My roundtable group was “Islam: Alternative Religious Voices in World Affairs,” chaired by Georgetown professor Nadia Oweidat. The diverse makeup of our ten-student roundtable group greatly aided the depth and range of our discussion. One student had grown up in Pakistan and was a Sunni Muslim; one student had grown up between Salt Lake City and Tehran and identified as Sufi; and one student was Shi'a but went to a Sunni school. These diverse Muslim perspectives were further enriched by three students who had studied Arabic for several years—one of whom had spent a semester in Jordan—and a student (namely, me) who had spent a semester in Morocco.

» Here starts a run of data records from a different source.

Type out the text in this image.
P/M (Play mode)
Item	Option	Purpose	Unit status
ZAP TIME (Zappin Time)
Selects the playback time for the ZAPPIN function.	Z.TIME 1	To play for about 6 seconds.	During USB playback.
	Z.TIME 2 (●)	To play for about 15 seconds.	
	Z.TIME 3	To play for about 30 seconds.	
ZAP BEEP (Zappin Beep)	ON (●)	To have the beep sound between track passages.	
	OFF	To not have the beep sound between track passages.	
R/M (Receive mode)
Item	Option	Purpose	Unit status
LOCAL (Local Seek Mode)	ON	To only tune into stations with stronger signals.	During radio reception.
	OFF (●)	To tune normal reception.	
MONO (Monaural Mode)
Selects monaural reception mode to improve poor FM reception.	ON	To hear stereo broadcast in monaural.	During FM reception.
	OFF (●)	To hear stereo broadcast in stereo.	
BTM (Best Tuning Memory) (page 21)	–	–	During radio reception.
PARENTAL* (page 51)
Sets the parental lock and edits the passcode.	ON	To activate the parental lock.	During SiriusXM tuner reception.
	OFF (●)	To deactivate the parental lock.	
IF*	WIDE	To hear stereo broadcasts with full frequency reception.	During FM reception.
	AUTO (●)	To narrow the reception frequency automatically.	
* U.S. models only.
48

Initially, our discussions focused mainly on expressions of Islam in the modern world, as well as how moderate Islam truly could be. One student contended that the Qur’an encouraged fundamentalism and extremism, and that for Islam to integrate peacefully into modern society, one needed to turn away from Islam’s core tenants. Another student disagreed, claiming that Islam is fundamentally a religion of peace, and that several contradictions in the Qur’an exemplify the importance of flexible interpretation based on the circumstances.
We eventually came to focus on Arab youth. In Arab countries, over half of the population is under 25 years old. This region also has the highest levels of youth unemployment in the world and is a hotbed for extremist recruiters. A term used often to describe this situation is “waithood,” or the idea that many youth between the ages of 20 and 25 are stuck in a state of perpetual idleness. They are unable to find employment or further their education, and they spend significant time online—making them easy targets for recruiters who they believe will help them find a purpose.

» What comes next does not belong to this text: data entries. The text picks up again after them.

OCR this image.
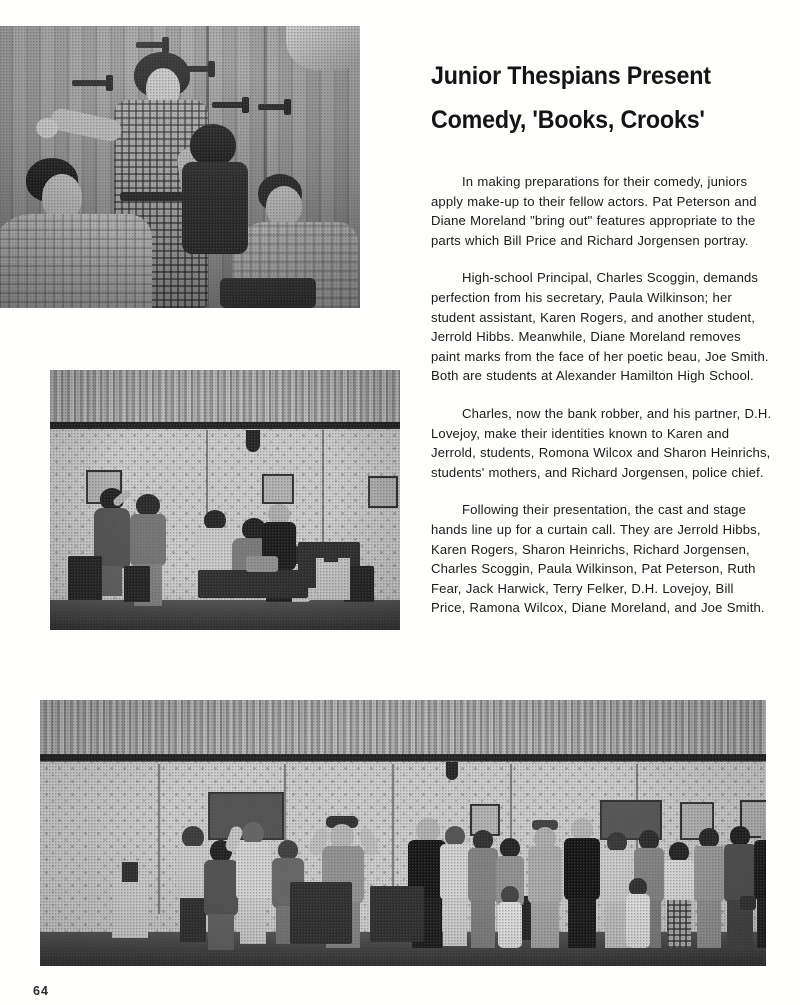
Junior Thespians Present
Comedy, 'Books, Crooks'

In making preparations for their comedy, juniors apply make-up to their fellow actors. Pat Peterson and Diane Moreland "bring out" features appropriate to the parts which Bill Price and Richard Jorgensen portray.

High-school Principal, Charles Scoggin, demands perfection from his secretary, Paula Wilkinson; her student assistant, Karen Rogers, and another student, Jerrold Hibbs. Meanwhile, Diane Moreland removes paint marks from the face of her poetic beau, Joe Smith. Both are students at Alexander Hamilton High School.

Charles, now the bank robber, and his partner, D.H. Lovejoy, make their identities known to Karen and Jerrold, students, Romona Wilcox and Sharon Heinrichs, students' mothers, and Richard Jorgensen, police chief.

Following their presentation, the cast and stage hands line up for a curtain call. They are Jerrold Hibbs, Karen Rogers, Sharon Heinrichs, Richard Jorgensen, Charles Scoggin, Paula Wilkinson, Pat Peterson, Ruth Fear, Jack Harwick, Terry Felker, D.H. Lovejoy, Bill Price, Ramona Wilcox, Diane Moreland, and Joe Smith.

64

However, there are also significant efforts being made among Arab youth to alleviate these problems. We watched a short film that had been created by a young Yemeni filmmaker who also runs a camp to teach Arab youth about how to make films. The goal is to give these youth the capacity necessary to express themselves, as well as skills—photography, film creation, etc.—that can be useful in a professional context.
In light of these considerations, our policy proposal was to partner with Google to create Arabic subtitles for educational films in English. These films could range from Khan Academy to explanations of skills like carpentry or how to change a tire. Some Khan Academy videos are dubbed into Arabic, but providing subtitles instead also provides the additional benefit of exposing youth to English. Many Arab youth have learned English through watching videos, and doing so allows them access to a much more diverse array of resources and opportunities. Arab youth are extremely active online: 87 percent use Facebook daily, and 66 percent use YouTube daily. For this reason, we believed that there would certainly be a market eager to consume these newly accessible videos.

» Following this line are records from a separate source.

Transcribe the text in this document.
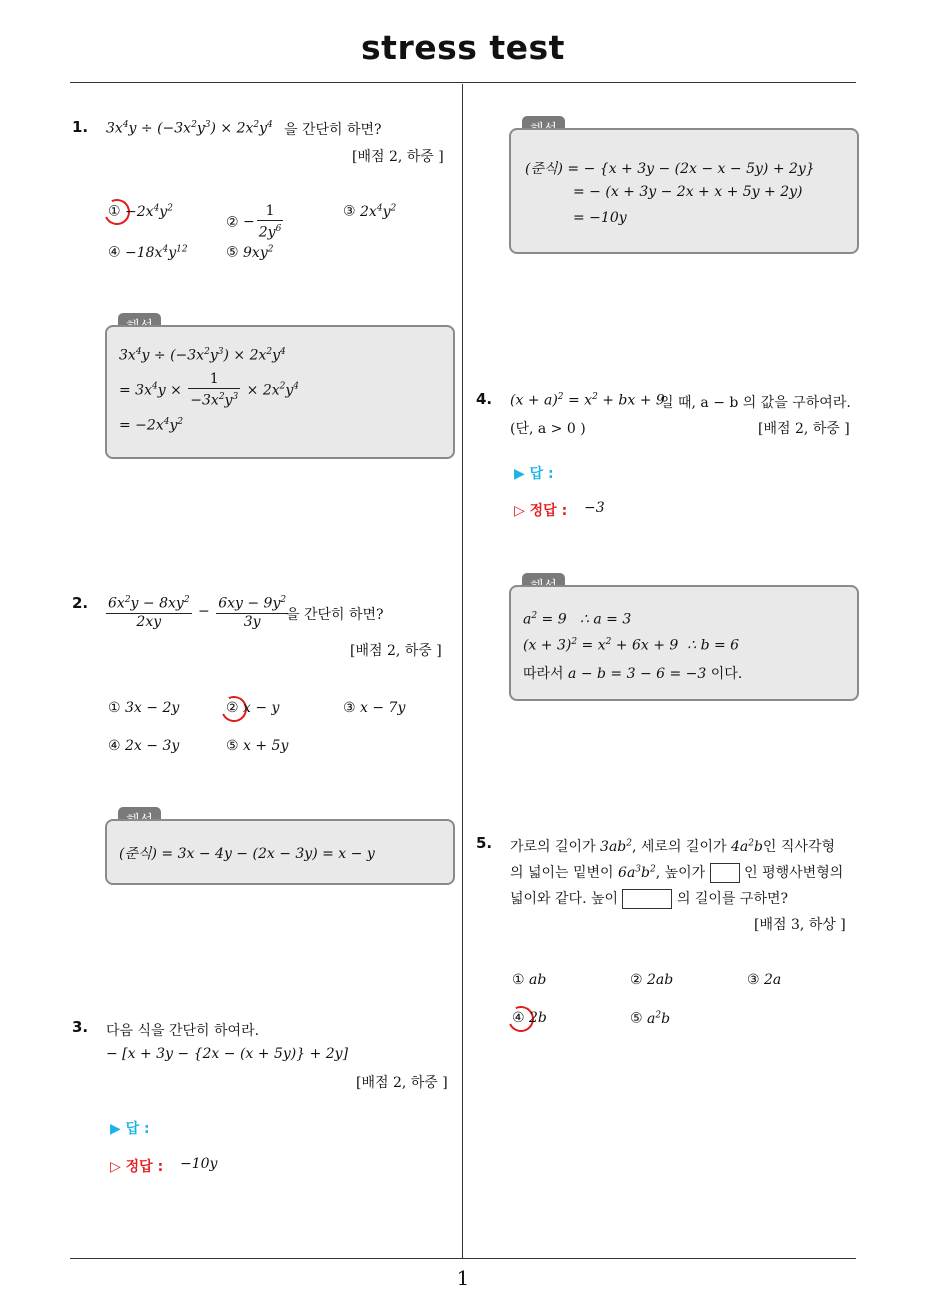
stress test
1
1. $3x^4y \div (-3x^2y^3) \times 2x^2y^4$ 을 간단히 하면?
[배점 2, 하중 ]
① $-2x^4y^2$
② − $\frac{1}{2y^6}$	③ $2x^4y^2$
④ $-18x^4y^{12}$	⑤ $9xy^2$
$3x^4y \div (-3x^2y^3) \times 2x^2y^4$
= $3x^4y \times \frac{1}{-3x^2y^3} \times 2x^2y^4$
= $-2x^4y^2$
2. $\frac{6x^2y - 8xy^2}{2xy} - \frac{6xy - 9y^2}{3y}$
을 간단히 하면?
[배점 2, 하중 ]
① 3x − 2y	② x − y	③ x − 7y
④ 2x − 3y	⑤ x + 5y
(준식) = 3x − 4y − (2x − 3y) = x − y
3. 다음 식을 간단히 하여라.
− [x + 3y − {2x − (x + 5y)} + 2y]
[배점 2, 하중 ]
▶ 답 :
▷ 정답 : −10y
(준식) = − {x + 3y − (2x − x − 5y) + 2y}
= − (x + 3y − 2x + x + 5y + 2y)
= −10y
4. $(x + a)^2 = x^2$ + bx + 9
일 때, a − b 의 값을 구하여라.
(단, a > 0 )	[배점 2, 하중 ]
▶ 답 :
▷ 정답 : −3
$a^2 = 9$   ∴ a = 3
$(x + 3)^2 = x^2 + 6x + 9$  ∴ b = 6
따라서 a − b = 3 − 6 = −3 이다.
5. 가로의 길이가 $3ab^2$, 세로의 길이가 $4a^2b$인 직사각형
의 넓이는 밑변이 $6a^3b^2$, 높이가  인 평행사변형의
넓이와 같다. 높이	의 길이를 구하면?
[배점 3, 하상 ]
① ab	② 2ab	③ 2a
④ 2b	⑤ $a^2b$
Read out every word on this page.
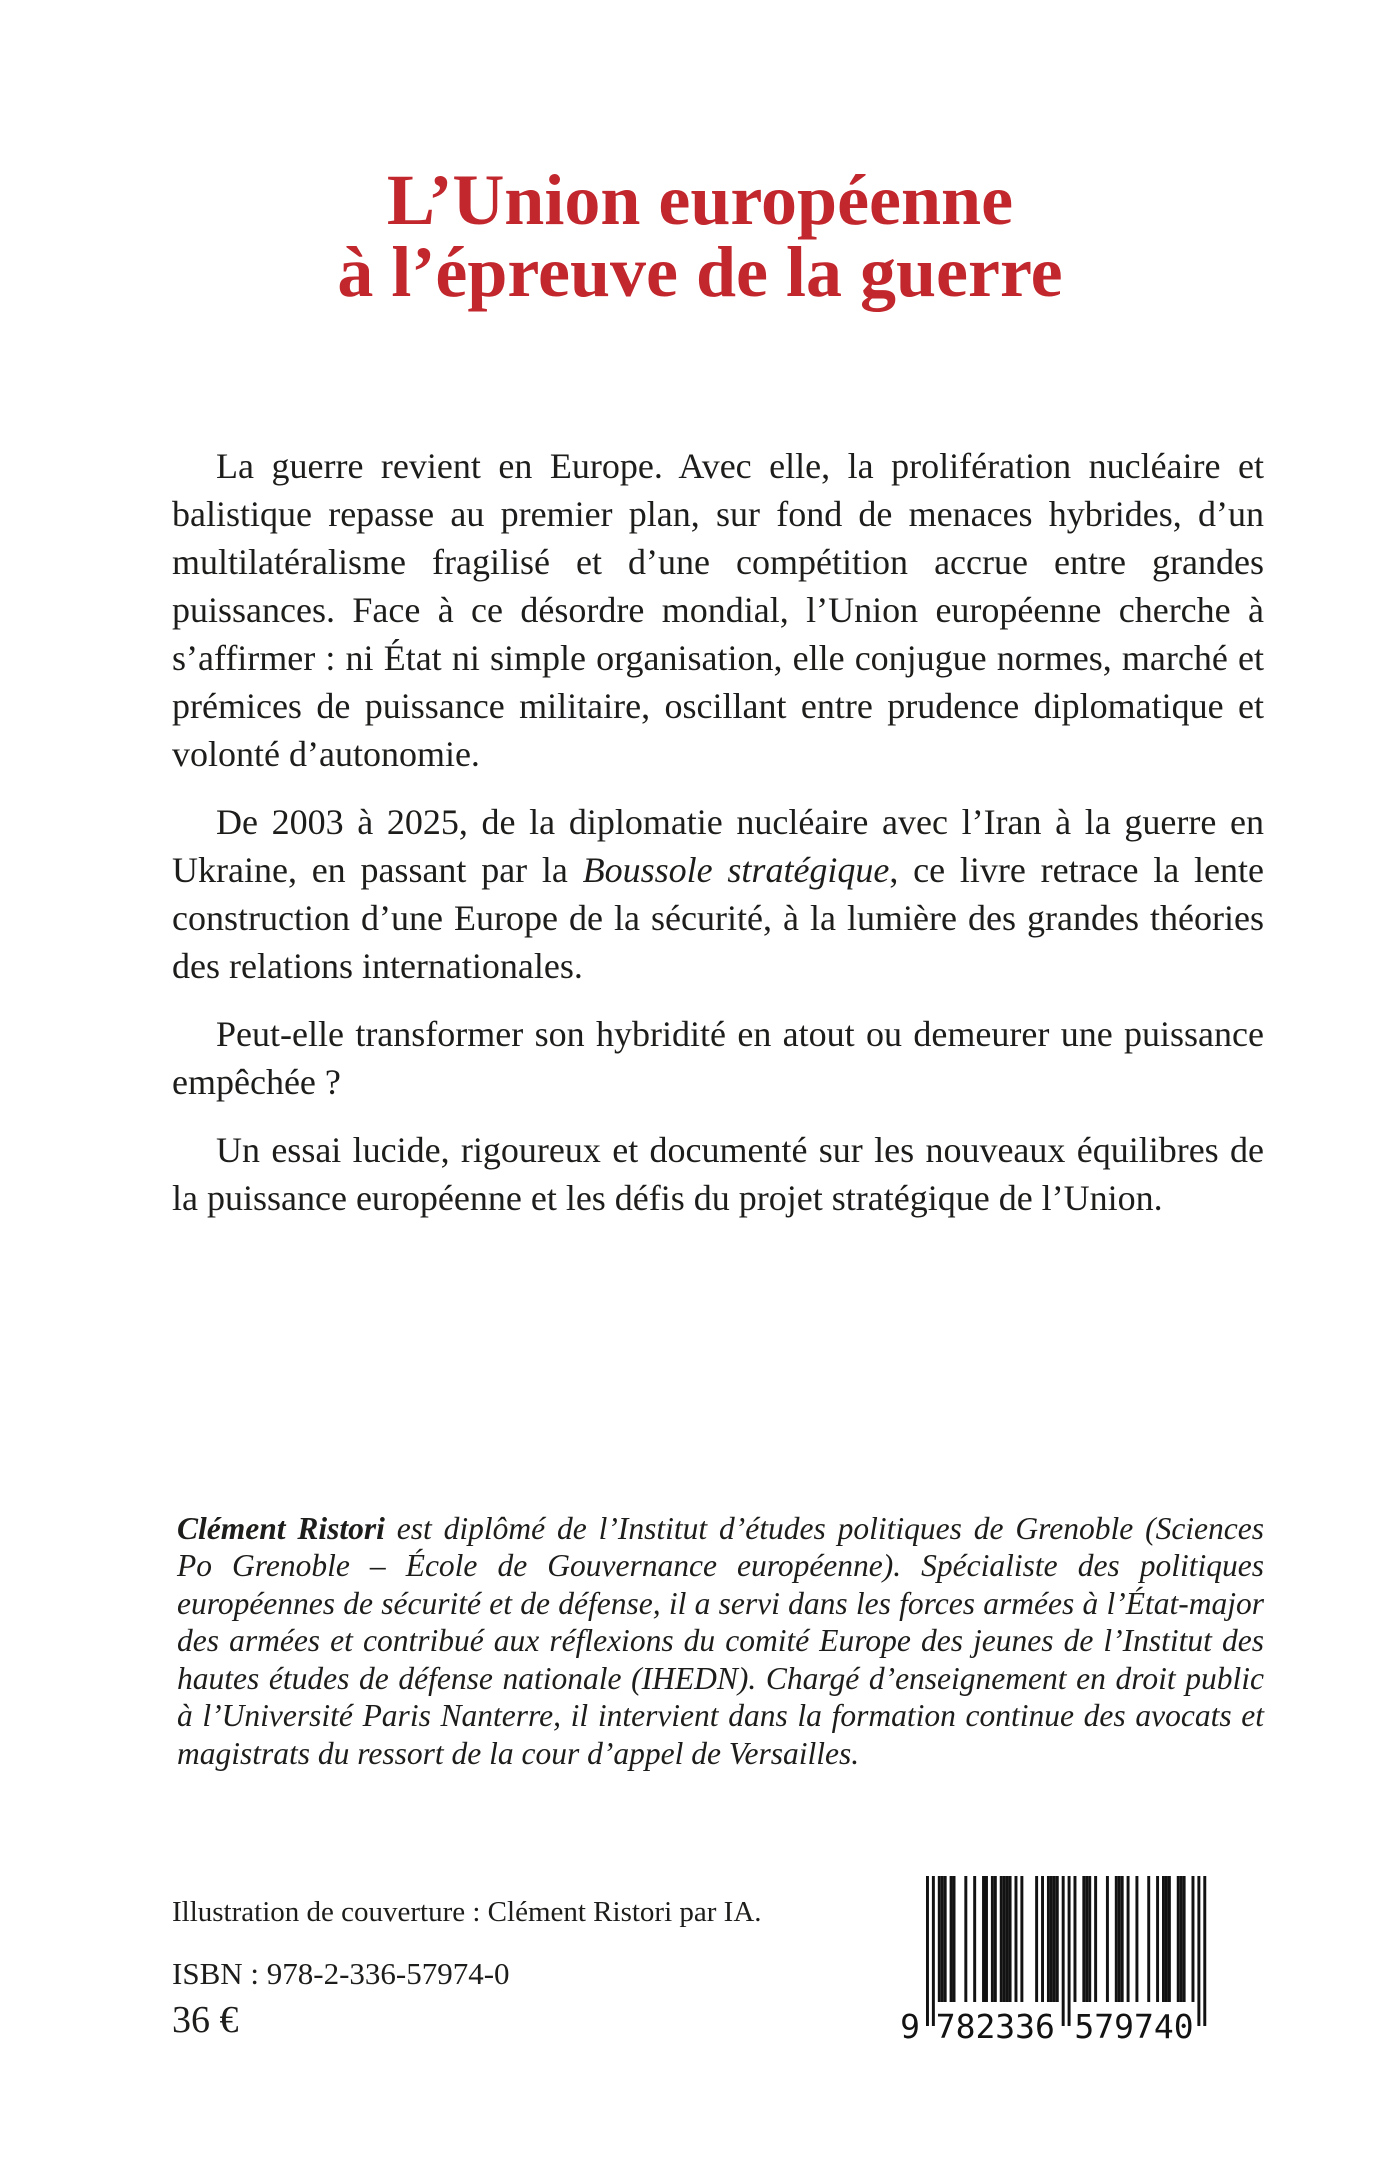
L’Union européenne
à l’épreuve de la guerre

La guerre revient en Europe. Avec elle, la prolifération nucléaire et balistique repasse au premier plan, sur fond de menaces hybrides, d’un multilatéralisme fragilisé et d’une compétition accrue entre grandes puissances. Face à ce désordre mondial, l’Union européenne cherche à s’affirmer : ni État ni simple organisation, elle conjugue normes, marché et prémices de puissance militaire, oscillant entre prudence diplomatique et volonté d’autonomie.

De 2003 à 2025, de la diplomatie nucléaire avec l’Iran à la guerre en Ukraine, en passant par la Boussole stratégique, ce livre retrace la lente construction d’une Europe de la sécurité, à la lumière des grandes théories des relations internationales.

Peut-elle transformer son hybridité en atout ou demeurer une puissance empêchée ?

Un essai lucide, rigoureux et documenté sur les nouveaux équilibres de la puissance européenne et les défis du projet stratégique de l’Union.

Clément Ristori est diplômé de l’Institut d’études politiques de Grenoble (Sciences Po Grenoble – École de Gouvernance européenne). Spécialiste des politiques européennes de sécurité et de défense, il a servi dans les forces armées à l’État-major des armées et contribué aux réflexions du comité Europe des jeunes de l’Institut des hautes études de défense nationale (IHEDN). Chargé d’enseignement en droit public à l’Université Paris Nanterre, il intervient dans la formation continue des avocats et magistrats du ressort de la cour d’appel de Versailles.

Illustration de couverture : Clément Ristori par IA.
ISBN : 978-2-336-57974-0
36 €	9 782336 579740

The translation of educational videos is not explicitly related to religion. Nevertheless, we believed that it was still relevant to the overall theme. Since the end of colonialism, the West has struggled to find a way to interact with Islamic countries that promotes development and human rights but does not create a cycle of reliance or engage in cultural imperialism. It is difficult to transmit certain values while still maintaining the integrity of the original society. We believed that our proposal was a step in this attempt because it allowed Arab youth access to information and resources without imposing a different culture on them. As a result, they would–we hoped–also develop a positive view of the West informed by their own understanding and experiences.
Overall, WIAC was an extremely positive experience. I was exposed to a variety of viewpoints and had the opportunity to put my theoretical knowledge into practice through the policy proposal—an exercise that often does not always occur in academic conferences. The keynote speeches were all extremely informative, and my fellow delegates helped me think about the nexus of religion and politics from a new perspective. I would highly recommend this conference to anyone, and hope that the Berkley Center will continue to keep sending Georgetown students.